Hal Croves, 1947. Taken while on the set of John Huston’s adaptation of The Treasure of the Sierra Madre. Humphrey Bogart speculated Croves was actually B. Traven.

I love a good literary mystery, and the mystery of B. Traven is one of the best of the 20th century. While researching the blog post, I read numerous online sources and articles, two books on the subject, and even scouring old editions of Treasure, including the rather optimistic (and rather incorrect) introduction to a 1963 Time-Life edition which declared the matter of his identity settled.

One notable outcome of the blog post was former Chief Executive of BBC Broadcast Will Wyatt reaching out to me via email in 2015. Wyatt wrote and developed the BBC documentary B. Traven: A Mystery Solved and its companion book The Man Who was B. Traven, titled The Secret of the Sierra Madre in the United States. (A transfer of the BBC show can be found on YouTube.) Wyatt’s gracious email pointed out that no one to date has refuted his theory of Traven’s identity. By utter coincidence, I had just weeks earlier discovered a copy of the UK edition in one of the last great used bookstores, Phoenix Books of San Luis Obispo. (I’ve long intended to write a post about The Man Who was B. Traven, but never followed through.)

Coincidentally, as I was writing this post in late December, Wyatt again reached out to me via public comment. He once more defended his work, but also challenged the other theories of Traven’s identity, most of which are based on speculation or hunches. Due to his comment, I’m updating the 2014 post to better explain Wyatt’s research, which was previously only alluded to briefly.

As I replied to him:

Perhaps not reading your book first was a mistake on my part, but I, a mere fan of Traven’s books, and writer of the occasional novel that does not sell in high volume, did not intend [the 2014] post to be the final word on Traven’s identity.

Rather, this post was intended to cover the breadth of the theories out there, farfetched or otherwise, and to give a general feel for Traven’s most likely background. I also wanted to explain why I find so much inspiration in Traven’s works, especially “The Treasure of the Sierra Madre.”

Alas, all this came too late for the original 2014 post, which relies on Michael L. Baumann’s B. Traven: An Introduction (1976).

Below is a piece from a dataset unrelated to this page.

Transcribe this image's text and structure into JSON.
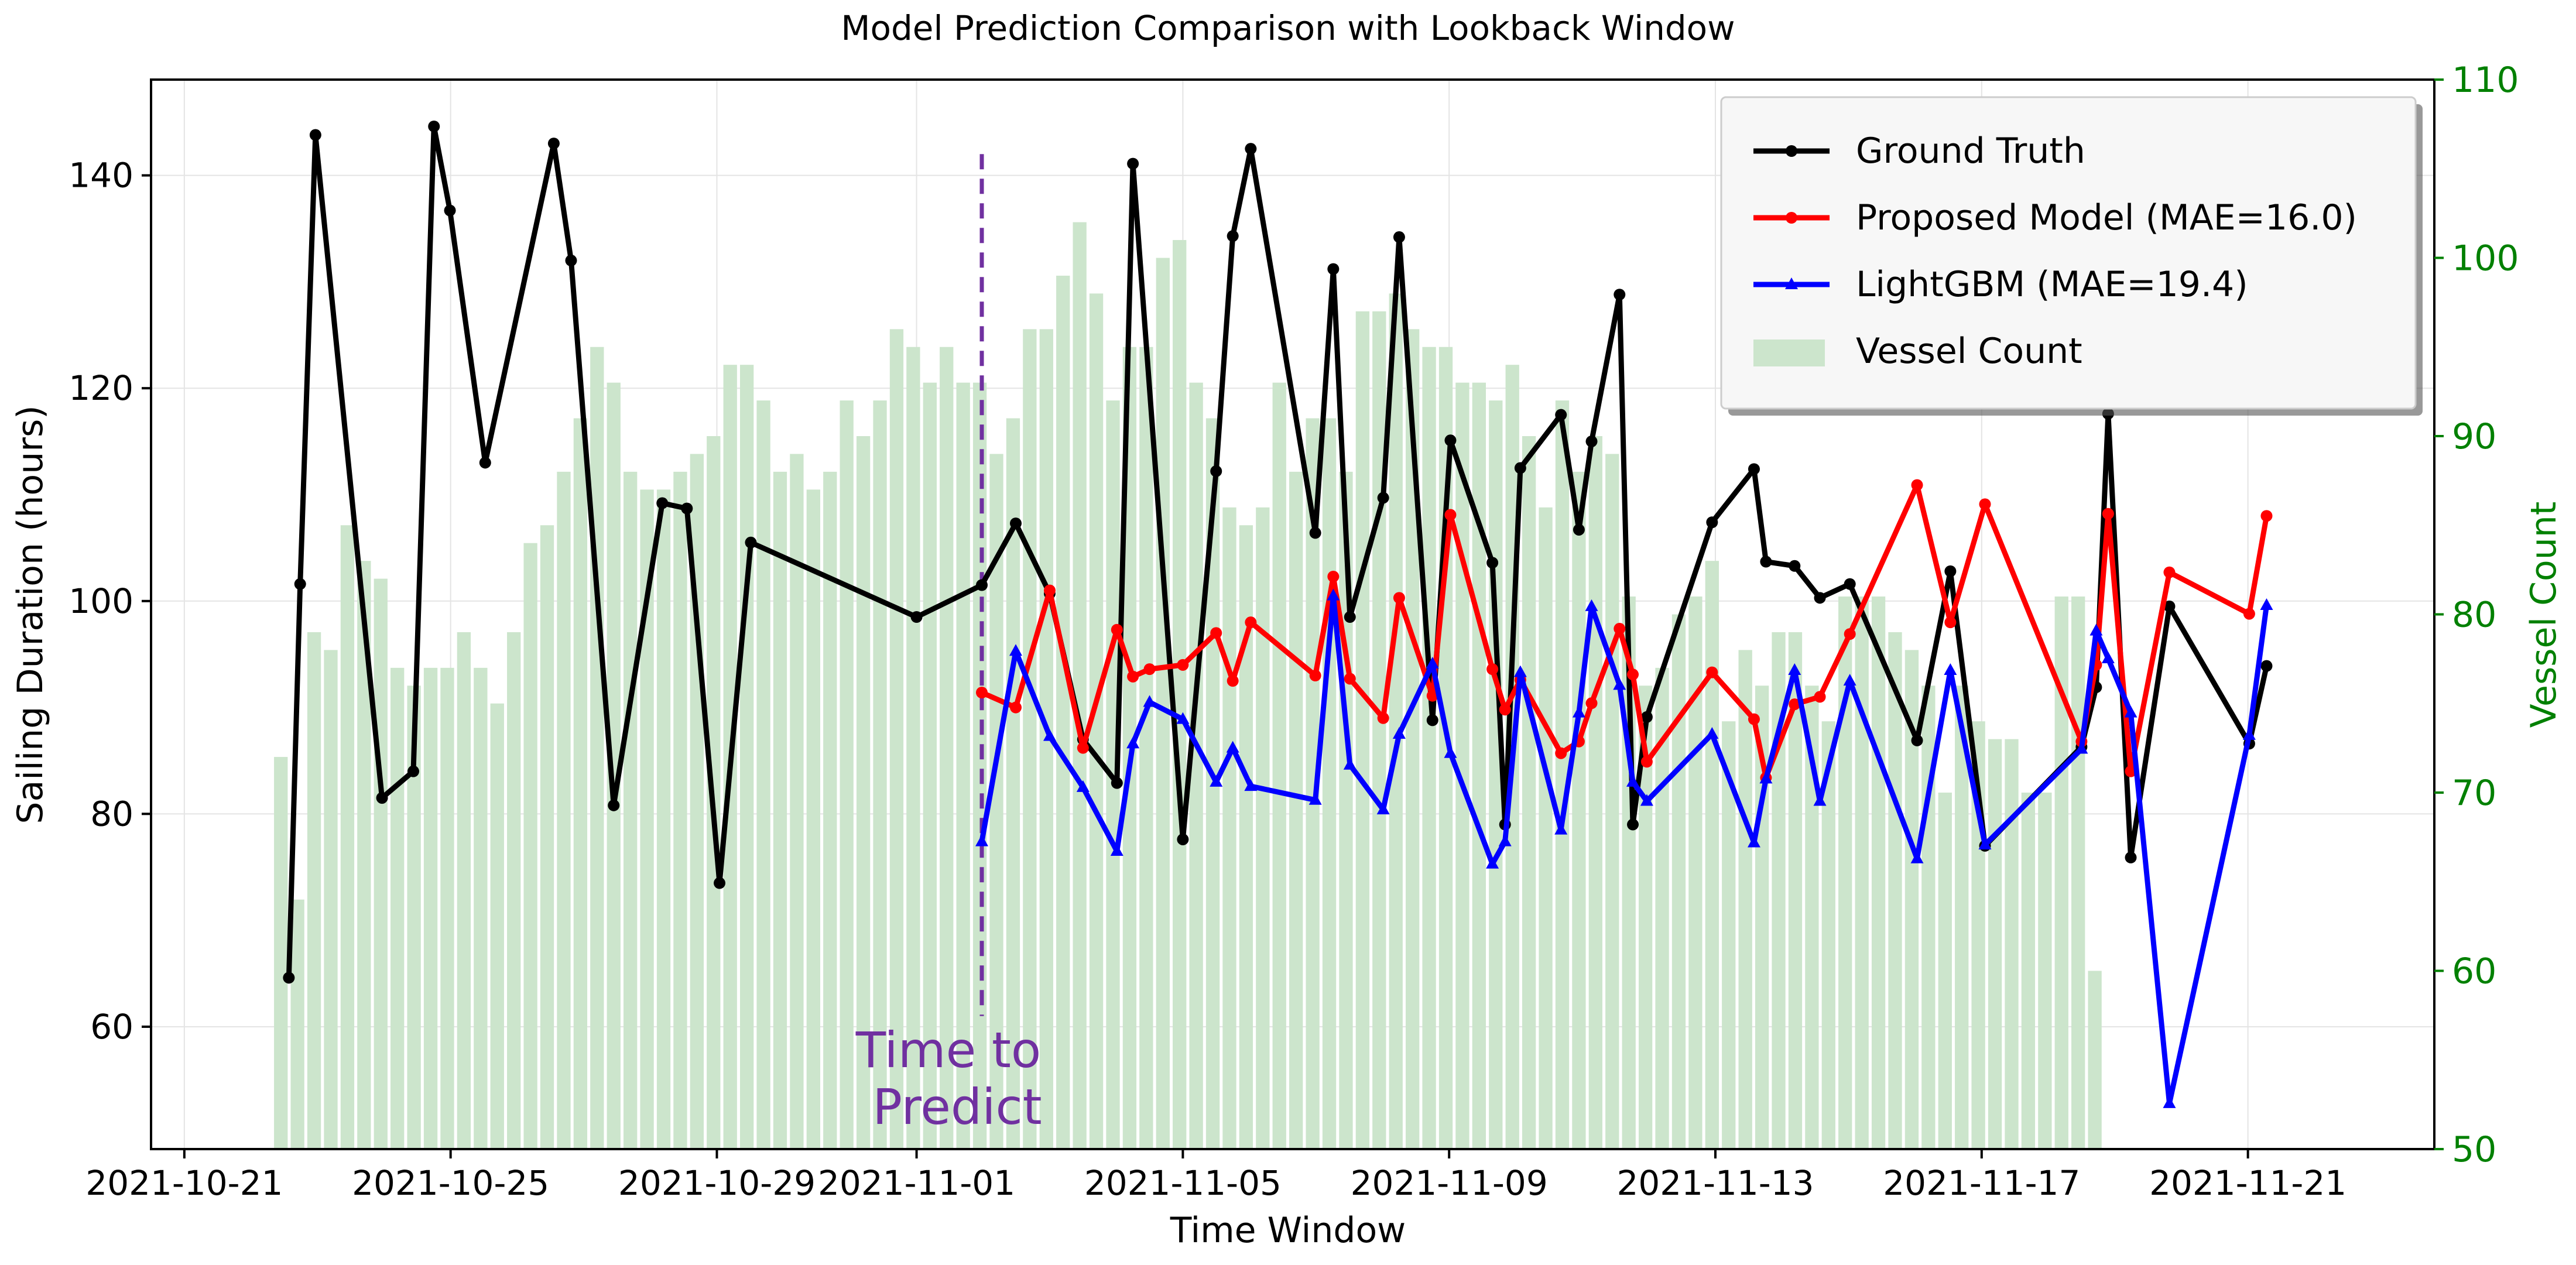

Baumann treats the question of Traven’s identity as a literary mystery, which lines up with my interests in the subject. As a German-speaking German-American, Baumann discerns that Traven’s work was most likely written in that language and then crudely translated to English for an American audience. He also offers a clear-eyed interpretation of the themes and political bent of Traven’s novels.

Since I wasn’t interested in proposing a candidate or “solving” the mystery, Baumann was a good primary source to work from. I only wish I could have delved more deeply into the breadth of the Traven theories proposed to date. The tornadic multiplicity of names and initials and pseudonyms linked to Traven is bewildering, fostered by Traven’s generous use of them to cover his tracks.

My fascination is not to keep the mystery alive, but to turn the mystery around and face the mirror at the reader, to give a name to the insatiable curiosity Traven inspired—to remind us there was a time when authors shunned publicity (“the creative person should…have no other biography than his works”) rather than relentlessly strove to build their personal brand.